Kerjasama antara harian Mimbar Umum dengan Surya Pressindo berakhir pada tahun
1998. Faktor utama penyebab berakhirnya kerjasama ini adalah perbedaan prinsip pucuk
pimpinan kedua perusahaan yang sangat bertolak belakang. Surya Paloh cenderung lebih
mengarah ke arah politik. Sedangkan Fauzih Lubis lebih cenderung ke arah bisnis. Oleh karena
tidak ada kesamaan visi dan misi maka disepakati untuk mengakhiri kerjasama yang telah
berjalan selama 9 tahun. Dengan berakhirnya kerjasama tersebut maka harian Mimbar Umum
pindah kantor ke Jalan Moh. Yamin No. 352 Medan, bekas rumah Hasbullah Lubis dan menjadi
mencetak surat kabar di Percetakan Asmar. Tahun selanjutnya hingga sekarang, harian Mimbar
Umum mencetak surat kabar di Percetakan Bali Scan yang terletak di Jalan Krakatau simpang
Jalan Bilal.
4.4. Faktor Kualitas Mesin Cetak Yang Semakin Menurun dan Munculnya Surat Kabar Baru di Medan
Mesin cetak merupakan salah satu unsur yang sangat penting di dalam perusahaan
penerbitan surat kabar. Sekalipun isi berita dari surat kabar tersebut menarik namun apabila tidak
diimbangi oleh kualitas cetak yang baik maka dipastikan faktor tersebut akan mempengaruhi
minat beli masyarakat pembaca terhadap surat kabar tersebut.Keadaan seperti ini dapat
menyebabkan turunnya oplah sebuah surat kabar. Dan untuk menarik minat serta kepercayaan
masyarakat pembaca untuk kembali lagi merupakan bukan pekerjaan yang mudah.Oleh karena
itu, isi berita dan kualitas cetak sebuah surat kabar harus berjalan seimbang.
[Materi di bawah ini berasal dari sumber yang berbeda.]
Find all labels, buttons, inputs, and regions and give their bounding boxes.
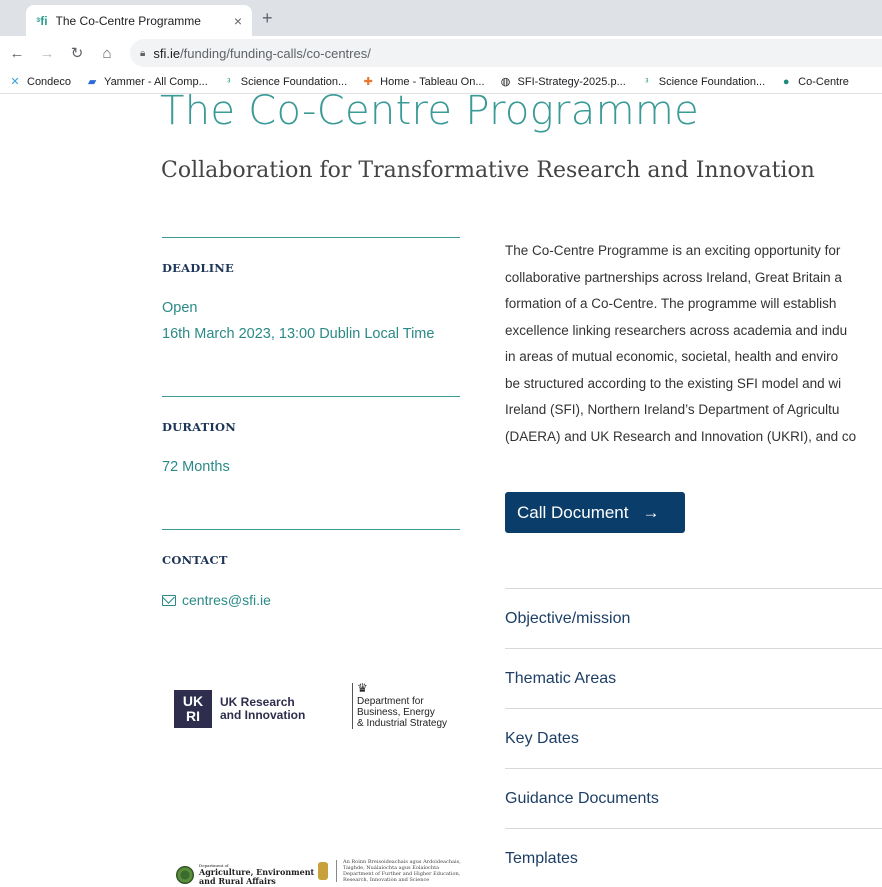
bookmark-label: Condeco [27, 75, 72, 88]
envelope-icon [162, 594, 176, 606]
contact-email: centres@sfi.ie [182, 592, 271, 608]
tableau-icon: ✚ [363, 76, 373, 88]
harp-icon [318, 862, 328, 880]
bookmark-item[interactable]: ✚ Home - Tableau On... [361, 75, 485, 89]
bookmark-label: Yammer - All Comp... [104, 75, 208, 88]
bookmarks-bar: ✕ Condeco ▰ Yammer - All Comp... ᵌ Science Fo… [0, 70, 882, 94]
bookmark-item[interactable]: ᵌ Science Foundation... [640, 75, 765, 89]
reload-icon[interactable]: ↻ [64, 44, 90, 62]
ukri-logo: UK RI UK Research and Innovation [174, 690, 305, 728]
home-icon[interactable]: ⌂ [94, 45, 120, 62]
programme-description: The Co-Centre Programme is an exciting o… [505, 238, 882, 450]
description-line: excellence linking researchers across ac… [505, 322, 848, 338]
description-line: The Co-Centre Programme is an exciting o… [505, 243, 841, 258]
page-content: The Co-Centre Programme Collaboration fo… [0, 94, 882, 887]
beis-line1: Department for [357, 696, 424, 707]
call-document-label: Call Document [517, 502, 629, 522]
bookmark-label: Home - Tableau On... [380, 75, 485, 88]
description-line: be structured according to the existing … [505, 375, 842, 391]
daera-line2: and Rural Affairs [199, 876, 276, 886]
description-line: collaborative partnerships across Irelan… [505, 269, 842, 285]
new-tab-button[interactable]: + [262, 8, 273, 29]
bookmark-item[interactable]: ● Co-Centre [779, 75, 849, 89]
accordion-templates[interactable]: Templates [505, 828, 882, 887]
url-host: sfi.ie [153, 45, 181, 61]
forward-arrow-icon[interactable]: → [34, 45, 60, 62]
beis-logo: ♛ Department for Business, Energy & Indu… [352, 681, 448, 729]
lock-icon: 🔒︎ [140, 47, 146, 59]
accordion-objective-mission[interactable]: Objective/mission [505, 588, 882, 648]
close-tab-icon[interactable]: × [234, 13, 242, 29]
description-line: in areas of mutual economic, societal, h… [505, 349, 839, 364]
deadline-date: 16th March 2023, 13:00 Dublin Local Time [162, 326, 435, 342]
bookmark-label: Science Foundation... [658, 75, 766, 88]
back-arrow-icon[interactable]: ← [4, 45, 30, 62]
co-centre-icon: ● [782, 75, 790, 88]
daera-logo: Department of Agriculture, Environment a… [176, 863, 314, 886]
duration-label: DURATION [162, 420, 236, 434]
contact-divider [162, 529, 460, 530]
bookmark-label: Co-Centre [798, 75, 849, 88]
sfi-favicon-icon: ᵌfi [36, 13, 48, 28]
accordion-key-dates[interactable]: Key Dates [505, 708, 882, 768]
description-line: (DAERA) and UK Research and Innovation (… [505, 428, 857, 444]
dfhe-line4: Research, Innovation and Science [343, 877, 430, 883]
globe-icon: ◍ [500, 76, 511, 88]
ukri-line2: and Innovation [220, 708, 306, 722]
bookmark-item[interactable]: ▰ Yammer - All Comp... [85, 75, 208, 89]
tab-title: The Co-Centre Programme [55, 13, 201, 28]
url-field[interactable]: 🔒︎ sfi.ie/funding/funding-calls/co-centr… [130, 39, 882, 67]
beis-line2: Business, Energy [357, 707, 435, 718]
royal-crest-icon: ♛ [357, 681, 368, 695]
condeco-icon: ✕ [10, 76, 20, 88]
ukri-mark-top: UK [182, 693, 204, 709]
dfhe-logo: An Roinn Breisoideachais agus Ardoideach… [318, 859, 461, 883]
sfi-icon: ᵌ [227, 75, 231, 88]
bookmark-item[interactable]: ✕ Condeco [8, 75, 71, 89]
duration-value: 72 Months [162, 459, 230, 475]
page-title: The Co-Centre Programme [160, 94, 700, 134]
duration-divider [162, 396, 460, 397]
description-line: Ireland (SFI), Northern Ireland’s Depart… [505, 402, 840, 417]
contact-label: CONTACT [162, 553, 228, 567]
bookmark-label: Science Foundation... [240, 75, 348, 88]
yammer-icon: ▰ [87, 76, 97, 88]
deadline-status: Open [162, 300, 198, 316]
bookmark-item[interactable]: ◍ SFI-Strategy-2025.p... [499, 75, 626, 89]
logo-divider [336, 860, 337, 882]
address-bar-row: ← → ↻ ⌂ 🔒︎ sfi.ie/funding/funding-calls/… [0, 36, 882, 70]
contact-email-link[interactable]: centres@sfi.ie [162, 592, 271, 608]
browser-tab-strip: ᵌfi The Co-Centre Programme × + [0, 0, 882, 36]
call-document-button[interactable]: Call Document → [505, 492, 685, 533]
deadline-divider [162, 237, 460, 238]
browser-tab[interactable]: ᵌfi The Co-Centre Programme × [26, 5, 252, 36]
arrow-right-icon: → [642, 502, 660, 522]
beis-line3: & Industrial Strategy [357, 718, 448, 729]
accordion-guidance-documents[interactable]: Guidance Documents [505, 768, 882, 828]
sfi-icon: ᵌ [644, 75, 649, 88]
description-line: formation of a Co-Centre. The programme … [505, 296, 837, 311]
bookmark-item[interactable]: ᵌ Science Foundation... [222, 75, 347, 89]
ukri-mark: UK RI [174, 690, 212, 728]
bookmark-label: SFI-Strategy-2025.p... [517, 75, 626, 88]
ukri-mark-bottom: RI [186, 708, 200, 724]
page-subtitle: Collaboration for Transformative Researc… [161, 158, 815, 183]
url-path: /funding/funding-calls/co-centres/ [180, 45, 371, 61]
flax-flower-icon [176, 865, 194, 884]
deadline-label: DEADLINE [162, 261, 234, 275]
accordion-thematic-areas[interactable]: Thematic Areas [505, 648, 882, 708]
Sebelum masa kepemimpinan Hasbullah Lubis, harian Mimbar Umum pernah mengalami
masa dimana kondisi mesin cetak mereka telah menurun kualitasnya dan beberapa kali
mengalami kerusakan di tengah proses pencetakan surat kabar. Mesin cetak yang ada saat itu
tidak mampu mengimbangi jumlah oplah harian Mimbar Umum. Hal ini dapat dimaklumi karena
mesin cetak yang bermerk Kubau tersebut merupakan mesin cetak yang dibeli dari Bandung.
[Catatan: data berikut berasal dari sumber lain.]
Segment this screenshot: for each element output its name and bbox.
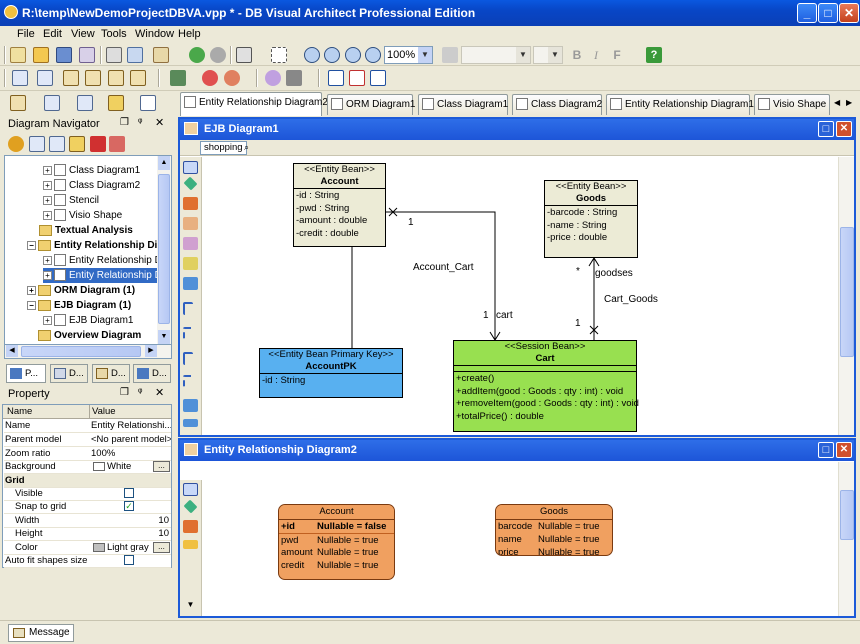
goods-entity-bean[interactable]: <<Entity Bean>> Goods -barcode : String … <box>544 180 638 258</box>
account-cart-association[interactable] <box>386 211 496 340</box>
attribute[interactable]: -amount : double <box>296 215 383 228</box>
operation[interactable]: +addItem(good : Goods : qty : int) : voi… <box>456 386 634 399</box>
tool-icon[interactable] <box>183 499 198 514</box>
association-name[interactable]: Cart_Goods <box>604 294 658 305</box>
column-row[interactable]: name Nullable = true <box>496 533 612 546</box>
column-row[interactable]: barcode Nullable = true <box>496 520 612 533</box>
attribute[interactable]: -credit : double <box>296 228 383 241</box>
erd-vscrollbar[interactable] <box>838 462 854 616</box>
erd-icon <box>184 443 198 456</box>
tool-icon[interactable] <box>183 520 198 533</box>
pointer-icon[interactable] <box>183 483 198 496</box>
role-name: goodses <box>595 268 633 279</box>
palette-scroll-down-icon[interactable]: ▼ <box>183 600 198 613</box>
erd-tool-palette: ▼ <box>180 480 202 616</box>
erd-goods-entity[interactable]: Goods barcode Nullable = true name Nullabl… <box>495 504 613 556</box>
status-bar: Message <box>0 620 860 644</box>
attribute[interactable]: -barcode : String <box>547 207 635 220</box>
multiplicity-label: 1 <box>408 217 414 228</box>
multiplicity-label: 1 <box>483 310 489 321</box>
role-name: cart <box>496 310 513 321</box>
column-row[interactable]: amount Nullable = true <box>279 546 394 559</box>
erd-diagram-titlebar: Entity Relationship Diagram2 □ ✕ <box>180 440 854 461</box>
operation[interactable]: +create() <box>456 373 634 386</box>
multiplicity-label: 1 <box>575 318 581 329</box>
attribute[interactable]: -name : String <box>547 220 635 233</box>
cart-session-bean[interactable]: <<Session Bean>> Cart +create() +addItem… <box>453 340 639 432</box>
attribute[interactable]: -price : double <box>547 232 635 245</box>
maximize-button[interactable]: □ <box>818 442 834 458</box>
attribute[interactable]: -id : String <box>296 190 383 203</box>
message-icon <box>13 628 25 638</box>
entity-icon[interactable] <box>183 540 198 549</box>
accountpk-primary-key[interactable]: <<Entity Bean Primary Key>> AccountPK -i… <box>259 348 403 398</box>
account-entity-bean[interactable]: <<Entity Bean>> Account -id : String -pw… <box>293 163 386 247</box>
erd-account-entity[interactable]: Account +id Nullable = false pwd Nullable … <box>278 504 395 580</box>
column-row[interactable]: pwd Nullable = true <box>279 533 394 546</box>
attribute[interactable]: -id : String <box>262 375 400 388</box>
column-row[interactable]: price Nullable = true <box>496 546 612 555</box>
multiplicity-label: * <box>576 266 580 277</box>
scroll-thumb[interactable] <box>840 490 854 540</box>
operation[interactable]: +totalPrice() : double <box>456 411 634 424</box>
association-name[interactable]: Account_Cart <box>413 262 474 273</box>
erd-diagram-title: Entity Relationship Diagram2 <box>204 444 357 456</box>
close-button[interactable]: ✕ <box>836 442 852 458</box>
app-window: R:\temp\NewDemoProjectDBVA.vpp * - DB Vi… <box>0 0 860 644</box>
attribute[interactable]: -pwd : String <box>296 203 383 216</box>
message-tab[interactable]: Message <box>8 624 74 642</box>
column-row[interactable]: credit Nullable = true <box>279 559 394 572</box>
column-row[interactable]: +id Nullable = false <box>279 520 394 533</box>
operation[interactable]: +removeItem(good : Goods : qty : int) : … <box>456 398 639 411</box>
Mesin cetak tersebut dibeli setengah pakai dari surat kabar Pikiran Rakyat yang terbit di
Bandung. Arif Lubis selaku pemimpin perusahaan mengerti akan hal ini. Ia pun segera berupaya
mencari solusi agar dapat membeli mesin cetak yang baru.
Arif Lubis kemudian berencana membeli mesin cetak buatan Jerman merk Webb Offset.